Westerly Education Center wins New England honor for job training partnership with EB

Westerly Education Center wins New England honor for job training partnership with EB

PROVIDENCE — A successful partnership between the Westerly Education Center and General Dynamics Electric Boat has resulted in an award from the New England Board of Higher Education.

The board presented its Excellence Award in a ceremony Wednesday at the Statehouse to Westerly Education Center Executive Director Amy Grzybowski and Maura Dunn, Electric Boat’s vice president of human resources and administration.

The award honors the best in higher education efforts throughout New England.

Grzybowski credited state Rep. Samuel A. Azzinaro, D-Westerly, and Charles “Chuck” Royce, the longtime mutual fund manager who was the driving force behind the renovation of the Ocean House, with sparking the idea for the program.

“Together, they made the dream of improving workforce training and education for Rhode Islanders a reality,” Grzybowski said. The center serves as a “talent pipeline” of skilled labor, meeting Electric Boat’s need for hundreds of new workers to help fulfill ongoing contracts for Virginia-class attack submarines and for the Navy’s replacement class of ballistic missile subs.

Maritime pipefitting, sheet metal and electrical classes run in two shifts, five days per week. More than 780 students have completed the training since last January, Grzybowski said.

“CCRI supports our center by providing highly skilled instructors and teaching assistants,” she said. “Most are former EB employees who’ve worked at EB for decades.”

A University of Rhode Island program at the center has trained 330 employees at both the Groton and Quonset Point shipyards in management over the past year, she said.

Dunn called the program a model for other employers and states.

“We employ people in every single state. This is the program our chairman references when we talk about workforce development,” she said.
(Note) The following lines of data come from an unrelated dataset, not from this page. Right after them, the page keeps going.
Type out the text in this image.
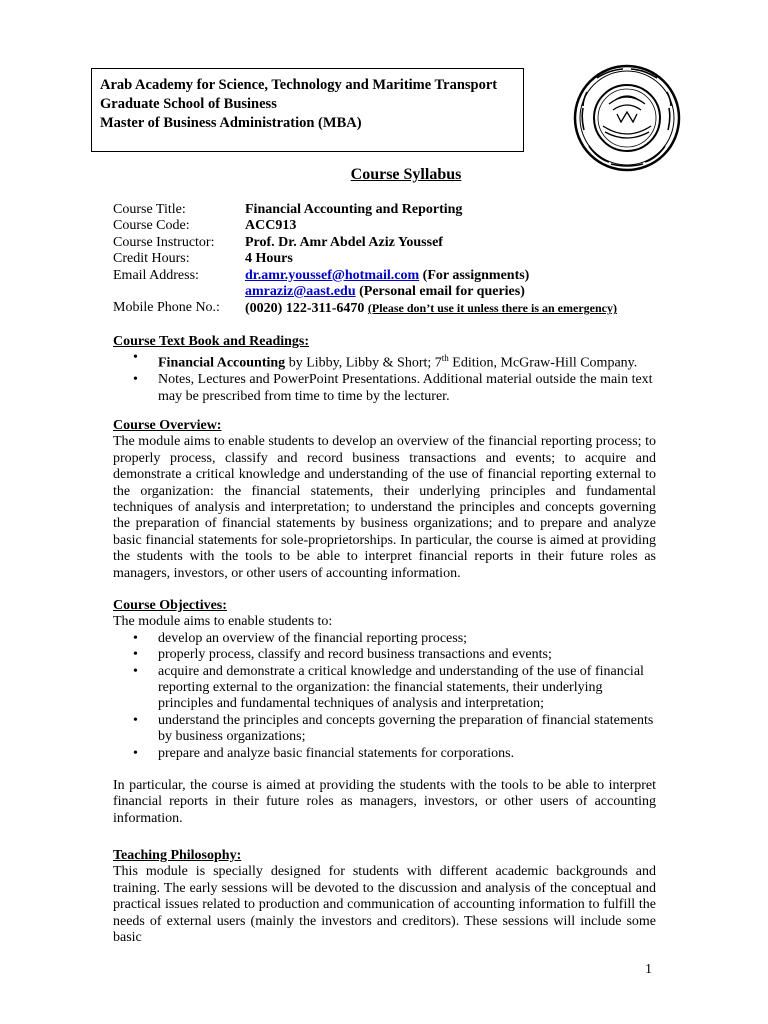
Arab Academy for Science, Technology and Maritime Transport
Graduate School of Business
Master of Business Administration (MBA)
Course Syllabus
Course Title:	Financial Accounting and Reporting
Course Code:	ACC913
Course Instructor:	Prof. Dr. Amr Abdel Aziz Youssef
Credit Hours:	4 Hours
Email Address:	dr.amr.youssef@hotmail.com (For assignments)
amraziz@aast.edu (Personal email for queries)
Mobile Phone No.:	(0020) 122-311-6470 (Please don’t use it unless there is an emergency)
Course Text Book and Readings:
• Financial Accounting by Libby, Libby & Short; 7th Edition, McGraw-Hill Company.
• Notes, Lectures and PowerPoint Presentations. Additional material outside the main text may be prescribed from time to time by the lecturer.
Course Overview:
The module aims to enable students to develop an overview of the financial reporting process; to properly process, classify and record business transactions and events; to acquire and demonstrate a critical knowledge and understanding of the use of financial reporting external to the organization: the financial statements, their underlying principles and fundamental techniques of analysis and interpretation; to understand the principles and concepts governing the preparation of financial statements by business organizations; and to prepare and analyze basic financial statements for sole-proprietorships. In particular, the course is aimed at providing the students with the tools to be able to interpret financial reports in their future roles as managers, investors, or other users of accounting information.
Course Objectives:
The module aims to enable students to:
• develop an overview of the financial reporting process;
• properly process, classify and record business transactions and events;
• acquire and demonstrate a critical knowledge and understanding of the use of financial reporting external to the organization: the financial statements, their underlying principles and fundamental techniques of analysis and interpretation;
• understand the principles and concepts governing the preparation of financial statements by business organizations;
• prepare and analyze basic financial statements for corporations.
In particular, the course is aimed at providing the students with the tools to be able to interpret financial reports in their future roles as managers, investors, or other users of accounting information.
Teaching Philosophy:
This module is specially designed for students with different academic backgrounds and training. The early sessions will be devoted to the discussion and analysis of the conceptual and practical issues related to production and communication of accounting information to fulfill the needs of external users (mainly the investors and creditors). These sessions will include some basic
1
Azzinaro recalled how a chance encounter between himself and Royce in 2014 at the Ocean House, where Azzinaro and his wife were celebrating their 50th anniversary, got the project rolling. As the two men chatted, Royce told Azzinaro of his vision for a community college campus in downtown Westerly.

Soon after, Azzinaro set up meetings with former CCRI President Ray DiPasquale, Speaker of the House Nicholas Mattiello, Royce, Royce Family Fund Executive Director Dan King and Thomas J. Liguori Jr., the lawyer who represents the fund.

“You need a village to make things like this happen,” Azzinaro said. “I’m so proud of the education center.”

State Sen. Dennis Algiere, R-Westerly, said there’s interest from other industries and companies in joining or replicating the Westerly model.

“It’s nationally recognized. It works. It’s matching people up to trades, training them and giving them jobs,” he said. “We’re looking at it going beyond EB to other types of industries and trades, whether it be medical, financial services, a number of other professions.”

Money in the state budget would expand the program into the northern part of the state, Algiere said.